Business to Business Statistics – Marketing Outlook for 2012
Corporate Blogging Statistics – Use Declines
Women Rising to Top in Europe

Business to Business Statistics – Marketing Outlook for 2012

According to BtoB’s “2012 Outlook: Marketing Priorities and Plans” survey, marketers are moving more of their spending into lower-cost online and social media programs.
Overall, the study shows that nearly one-half (48.4%) will keep their budgets flat this year; 40.8% will grow them; and 10.8% will make cuts.

Some 74.0% plan to increase their online spending, while 41.4% will raise event spending, 36.5% will boost direct mail, and 20.1% will enhance their print advertising. Decreases will include 22.4% of marketers cutting their print advertising, 13.4% slashing direct mail, and 12.1% lowering their event marketing spending.

As for online spending, the top areas of growth will be websites (cited by 67.6% of marketers), email (67.5%), social media (64.3%), search (54.8%), video (50.5%) and webcasts/virtual events (45.6%).

The survey also shows that 70.3% of marketers now use social media as part of their marketing strategy. The top uses for social media are brand-building (82.6%), lead generation (51.4%), thought leadership (47.4%) and customer feedback (39.5%).


Corporate Blogging Statistics – Use Declines

A study by the University of Massachusetts at Dartmouth shows that the use of blogging has declined for the first time among Inc. 500 companies. (Inc. 500 companies are defined as the fastest-growing private U.S. companies compiled annually by Inc. magazine.)
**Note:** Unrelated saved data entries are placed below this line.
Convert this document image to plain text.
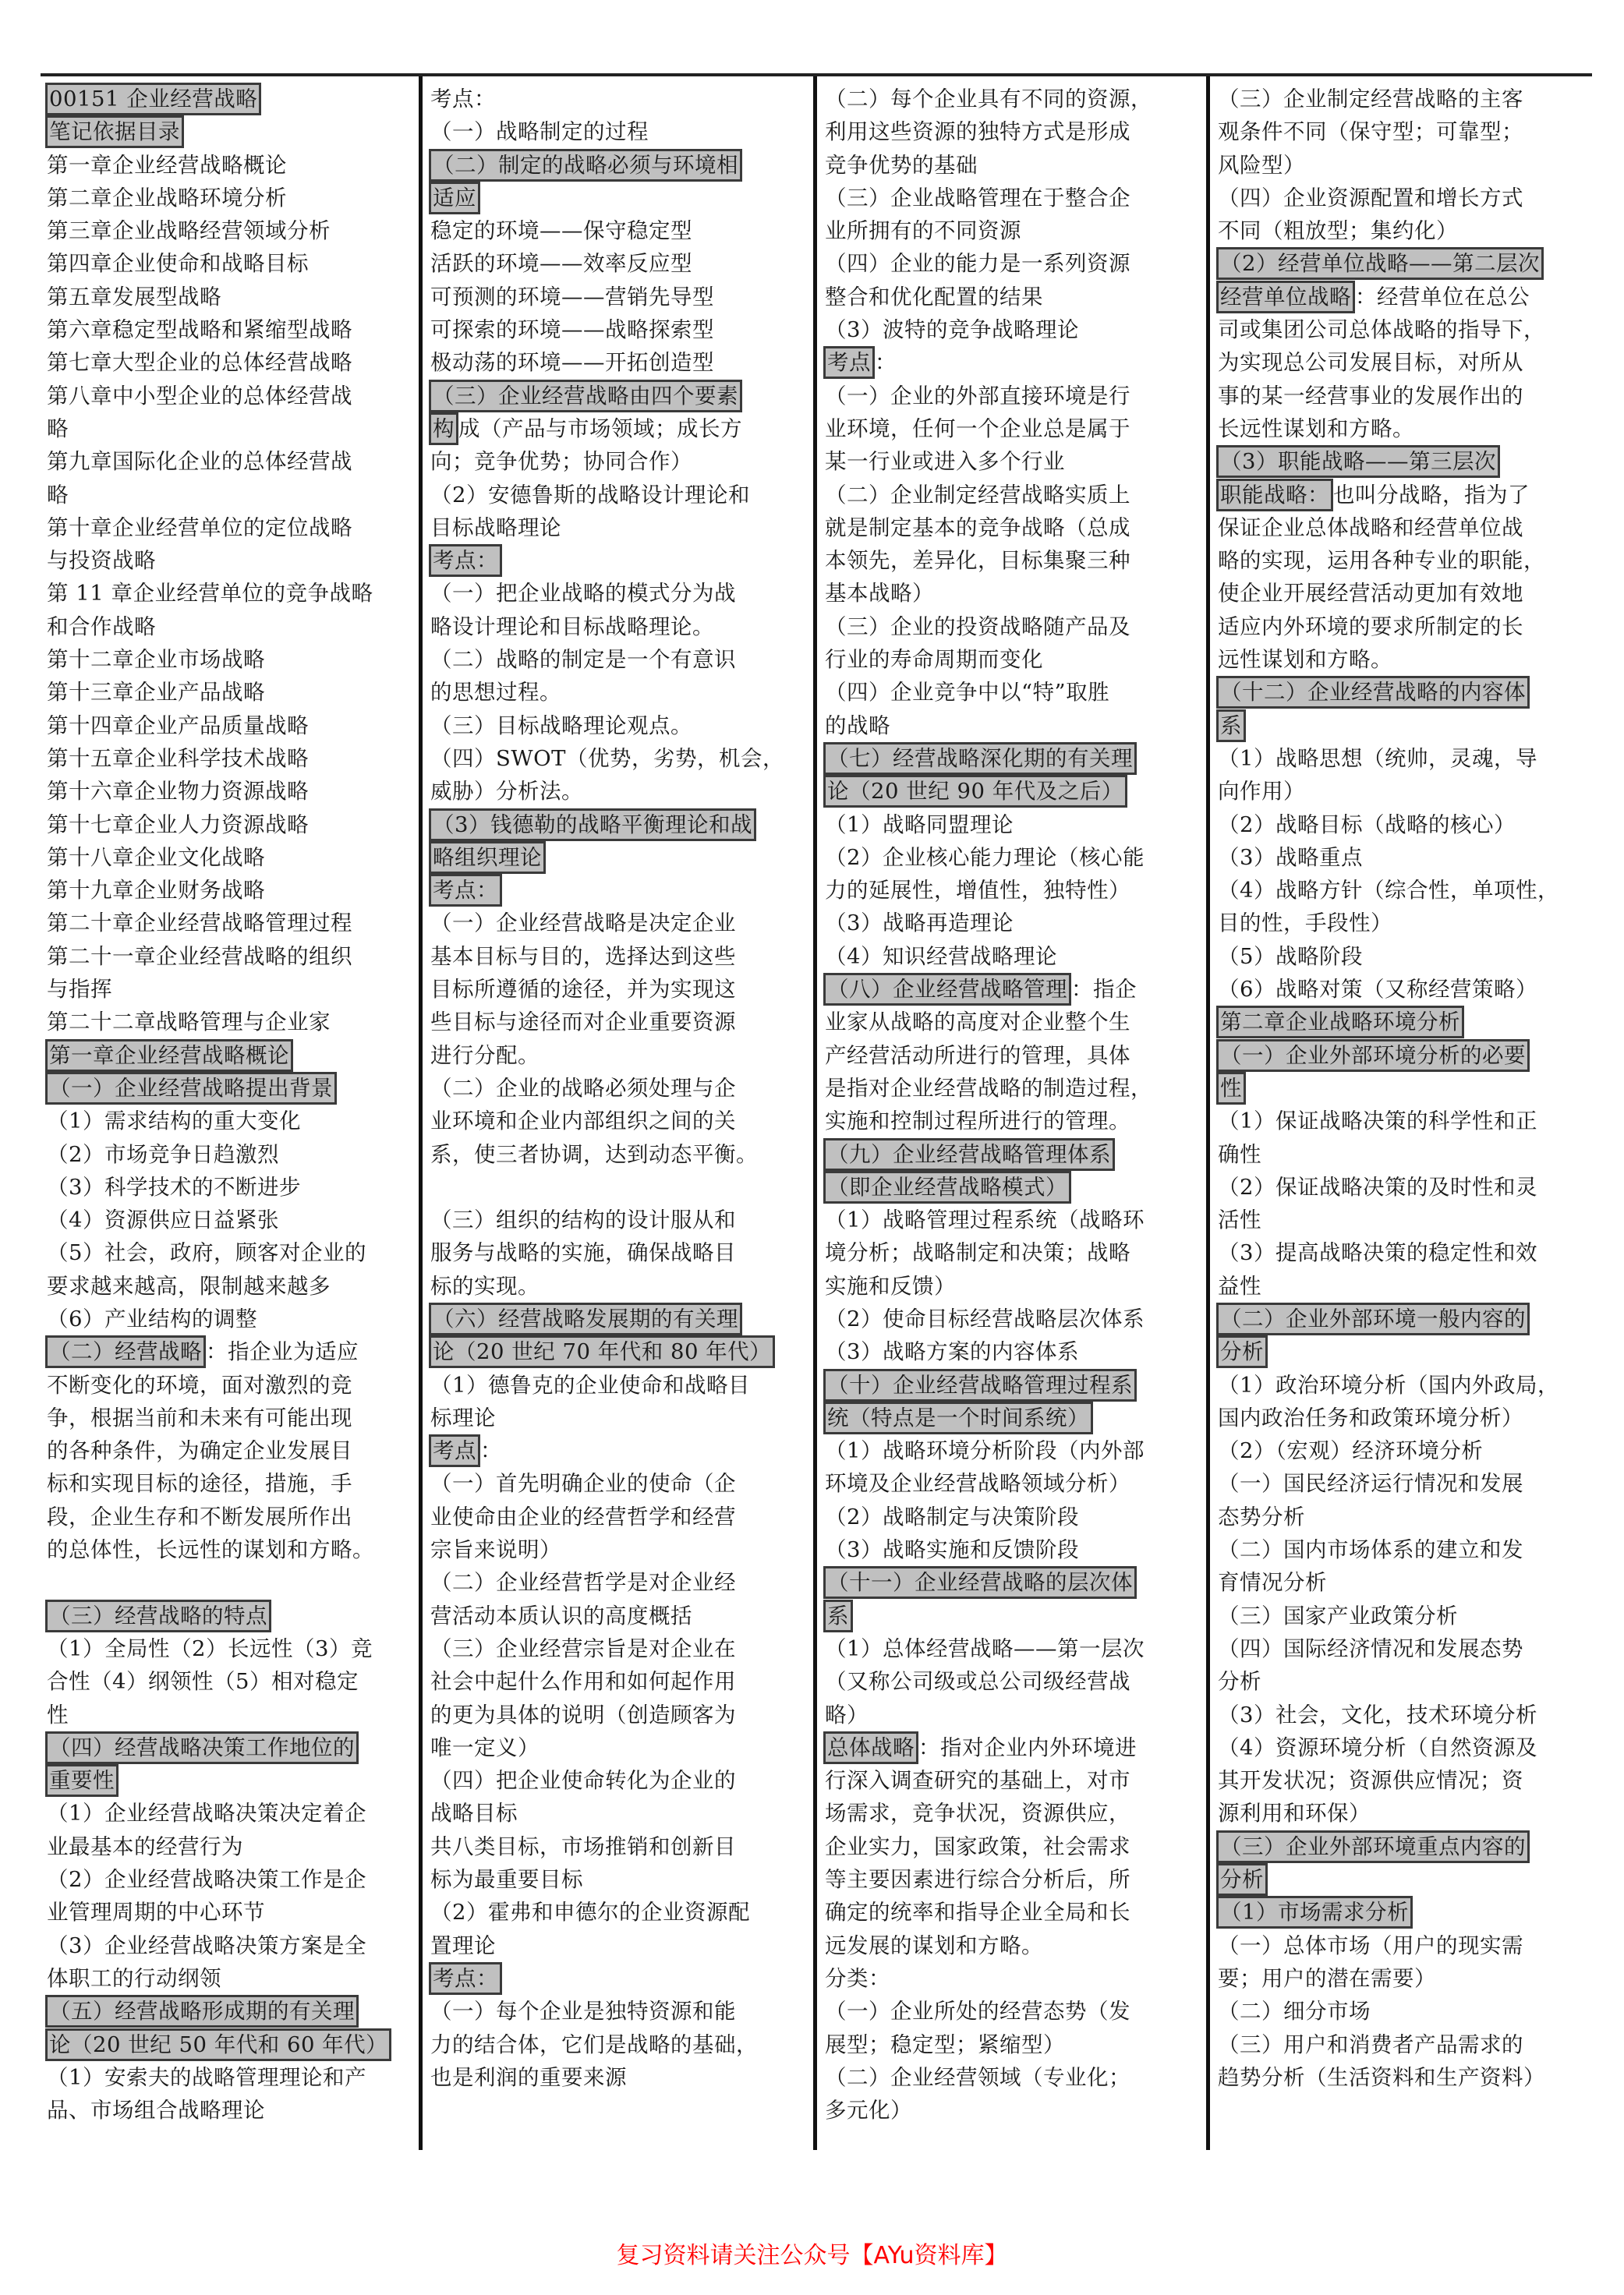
00151 企业经营战略
笔记依据目录
第一章企业经营战略概论
第二章企业战略环境分析
第三章企业战略经营领域分析
第四章企业使命和战略目标
第五章发展型战略
第六章稳定型战略和紧缩型战略
第七章大型企业的总体经营战略
第八章中小型企业的总体经营战
略
第九章国际化企业的总体经营战
略
第十章企业经营单位的定位战略
与投资战略
第 11 章企业经营单位的竞争战略
和合作战略
第十二章企业市场战略
第十三章企业产品战略
第十四章企业产品质量战略
第十五章企业科学技术战略
第十六章企业物力资源战略
第十七章企业人力资源战略
第十八章企业文化战略
第十九章企业财务战略
第二十章企业经营战略管理过程
第二十一章企业经营战略的组织
与指挥
第二十二章战略管理与企业家
第一章企业经营战略概论
（一）企业经营战略提出背景
（1）需求结构的重大变化
（2）市场竞争日趋激烈
（3）科学技术的不断进步
（4）资源供应日益紧张
（5）社会，政府，顾客对企业的
要求越来越高，限制越来越多
（6）产业结构的调整
（二）经营战略 ：指企业为适应
不断变化的环境，面对激烈的竞
争，根据当前和未来有可能出现
的各种条件，为确定企业发展目
标和实现目标的途径，措施，手
段，企业生存和不断发展所作出
的总体性，长远性的谋划和方略。
（三）经营战略的特点
（1）全局性（2）长远性（3）竞
合性（4）纲领性（5）相对稳定
性
（四）经营战略决策工作地位的
重要性
（1）企业经营战略决策决定着企
业最基本的经营行为
（2）企业经营战略决策工作是企
业管理周期的中心环节
（3）企业经营战略决策方案是全
体职工的行动纲领
（五）经营战略形成期的有关理
论（20 世纪 50 年代和 60 年代）
（1）安索夫的战略管理理论和产
品、市场组合战略理论
考点：
（一）战略制定的过程
（二）制定的战略必须与环境相
适应
稳定的环境——保守稳定型
活跃的环境——效率反应型
可预测的环境——营销先导型
可探索的环境——战略探索型
极动荡的环境——开拓创造型
（三）企业经营战略由四个要素
构 成（产品与市场领域；成长方
向；竞争优势；协同合作）
（2）安德鲁斯的战略设计理论和
目标战略理论
考点：
（一）把企业战略的模式分为战
略设计理论和目标战略理论。
（二）战略的制定是一个有意识
的思想过程。
（三）目标战略理论观点。
（四）SWOT（优势，劣势，机会，
威胁）分析法。
（3）钱德勒的战略平衡理论和战
略组织理论
考点：
（一）企业经营战略是决定企业
基本目标与目的，选择达到这些
目标所遵循的途径，并为实现这
些目标与途径而对企业重要资源
进行分配。
（二）企业的战略必须处理与企
业环境和企业内部组织之间的关
系，使三者协调，达到动态平衡。
（三）组织的结构的设计服从和
服务与战略的实施，确保战略目
标的实现。
（六）经营战略发展期的有关理
论（20 世纪 70 年代和 80 年代）
（1）德鲁克的企业使命和战略目
标理论
考点 ：
（一）首先明确企业的使命（企
业使命由企业的经营哲学和经营
宗旨来说明）
（二）企业经营哲学是对企业经
营活动本质认识的高度概括
（三）企业经营宗旨是对企业在
社会中起什么作用和如何起作用
的更为具体的说明（创造顾客为
唯一定义）
（四）把企业使命转化为企业的
战略目标
共八类目标，市场推销和创新目
标为最重要目标
（2）霍弗和申德尔的企业资源配
置理论
考点：
（一）每个企业是独特资源和能
力的结合体，它们是战略的基础，
也是利润的重要来源
（二）每个企业具有不同的资源，
利用这些资源的独特方式是形成
竞争优势的基础
（三）企业战略管理在于整合企
业所拥有的不同资源
（四）企业的能力是一系列资源
整合和优化配置的结果
（3）波特的竞争战略理论
考点 ：
（一）企业的外部直接环境是行
业环境，任何一个企业总是属于
某一行业或进入多个行业
（二）企业制定经营战略实质上
就是制定基本的竞争战略（总成
本领先，差异化，目标集聚三种
基本战略）
（三）企业的投资战略随产品及
行业的寿命周期而变化
（四）企业竞争中以“特”取胜
的战略
（七）经营战略深化期的有关理
论（20 世纪 90 年代及之后）
（1）战略同盟理论
（2）企业核心能力理论（核心能
力的延展性，增值性，独特性）
（3）战略再造理论
（4）知识经营战略理论
（八）企业经营战略管理 ：指企
业家从战略的高度对企业整个生
产经营活动所进行的管理，具体
是指对企业经营战略的制造过程，
实施和控制过程所进行的管理。
（九）企业经营战略管理体系
（即企业经营战略模式）
（1）战略管理过程系统（战略环
境分析；战略制定和决策；战略
实施和反馈）
（2）使命目标经营战略层次体系
（3）战略方案的内容体系
（十）企业经营战略管理过程系
统（特点是一个时间系统）
（1）战略环境分析阶段（内外部
环境及企业经营战略领域分析）
（2）战略制定与决策阶段
（3）战略实施和反馈阶段
（十一）企业经营战略的层次体
系
（1）总体经营战略——第一层次
（又称公司级或总公司级经营战
略）
总体战略 ：指对企业内外环境进
行深入调查研究的基础上，对市
场需求，竞争状况，资源供应，
企业实力，国家政策，社会需求
等主要因素进行综合分析后，所
确定的统率和指导企业全局和长
远发展的谋划和方略。
分类：
（一）企业所处的经营态势（发
展型；稳定型；紧缩型）
（二）企业经营领域（专业化；
多元化）
（三）企业制定经营战略的主客
观条件不同（保守型；可靠型；
风险型）
（四）企业资源配置和增长方式
不同（粗放型；集约化）
（2）经营单位战略——第二层次
经营单位战略 ：经营单位在总公
司或集团公司总体战略的指导下，
为实现总公司发展目标，对所从
事的某一经营事业的发展作出的
长远性谋划和方略。
（3）职能战略——第三层次
职能战略： 也叫分战略，指为了
保证企业总体战略和经营单位战
略的实现，运用各种专业的职能，
使企业开展经营活动更加有效地
适应内外环境的要求所制定的长
远性谋划和方略。
（十二）企业经营战略的内容体
系
（1）战略思想（统帅，灵魂，导
向作用）
（2）战略目标（战略的核心）
（3）战略重点
（4）战略方针（综合性，单项性，
目的性，手段性）
（5）战略阶段
（6）战略对策（又称经营策略）
第二章企业战略环境分析
（一）企业外部环境分析的必要
性
（1）保证战略决策的科学性和正
确性
（2）保证战略决策的及时性和灵
活性
（3）提高战略决策的稳定性和效
益性
（二）企业外部环境一般内容的
分析
（1）政治环境分析（国内外政局，
国内政治任务和政策环境分析）
（2）（宏观）经济环境分析
（一）国民经济运行情况和发展
态势分析
（二）国内市场体系的建立和发
育情况分析
（三）国家产业政策分析
（四）国际经济情况和发展态势
分析
（3）社会，文化，技术环境分析
（4）资源环境分析（自然资源及
其开发状况；资源供应情况；资
源利用和环保）
（三）企业外部环境重点内容的
分析
（1）市场需求分析
（一）总体市场（用户的现实需
要；用户的潜在需要）
（二）细分市场
（三）用户和消费者产品需求的
趋势分析（生活资料和生产资料）
复习资料请关注公众号【AYu资料库】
Among the 170 Inc. 500 companies polled during late 2011, 37% have a corporate blog, down from 50% in 2010. (Some 45% had them in 2009 and 39% in 2008). The study also revealed decreases in the use of message boards, video blogging, podcasting and the MySpace social network, with increases in the use of Facebook (employed by 74% of responding companies), LinkedIn (73%), Twitter (64%) and YouTube (45%). Texting, downloadable mobile applications, and Foursquare are being utilized by 13%-15% of these companies.

Some 90% of respondents said that social media tools are important for brand awareness and company reputation, with 80% relying on these tools for delivering web traffic and 81% for lead generation.  Seventy-three percent believe social media tools are key to their customer support programs.

Source: University of Massachusetts at Dartmouth

Women Rising to Top in Europe

In the U.S., women make up over one-half of professionals and managers in the lower and middle ranks of large companies but only 14% of senior managers, 3% of chief executives and 16% of board positions. Nothing significant is happening to change those domestic statistics, but the European Union is pushing for companies to promote many more women to top jobs, and threatening mandatory quotas if change doesn’t happen.

Some EU member countries have begun self-regulating to make the change. For example, France now has laws requiring all companies to raise the proportion of female directors to 40% by the end of the decade. In Spain, public and large private companies must increase the number of women on their boards to 40% by 2015. Some large German companies have already set their own voluntary targets. Norway, which is not an EU member country, began requiring a 40% share for women on boards almost a decade ago and reached this level in 2009.

Why is this change being pushed now after years of neglect? In the past few decades women in Europe and elsewhere have been attending universities in large numbers, and in most countries they now make up a majority of new graduates. Many governments recognize these highly qualified women as an underused resource especially since study after study has shown that companies with lots of women in senior positions are more successful than those with few or none.

Source: The Economist


  • Only 3% of Americans believe that and Ivy League education makes someone a better worker.
  • Sixty percent of women ages 40-59 say they are less concerned that they used to be about what others think of them, compared to 43% of women ages 20-39. Some 48% of women ages 40-59 have a positive outlook on life, compared to 36% of women 20-39.
  • U.S. companies spent $56.13 per person on logo-ed promotional products in 2010.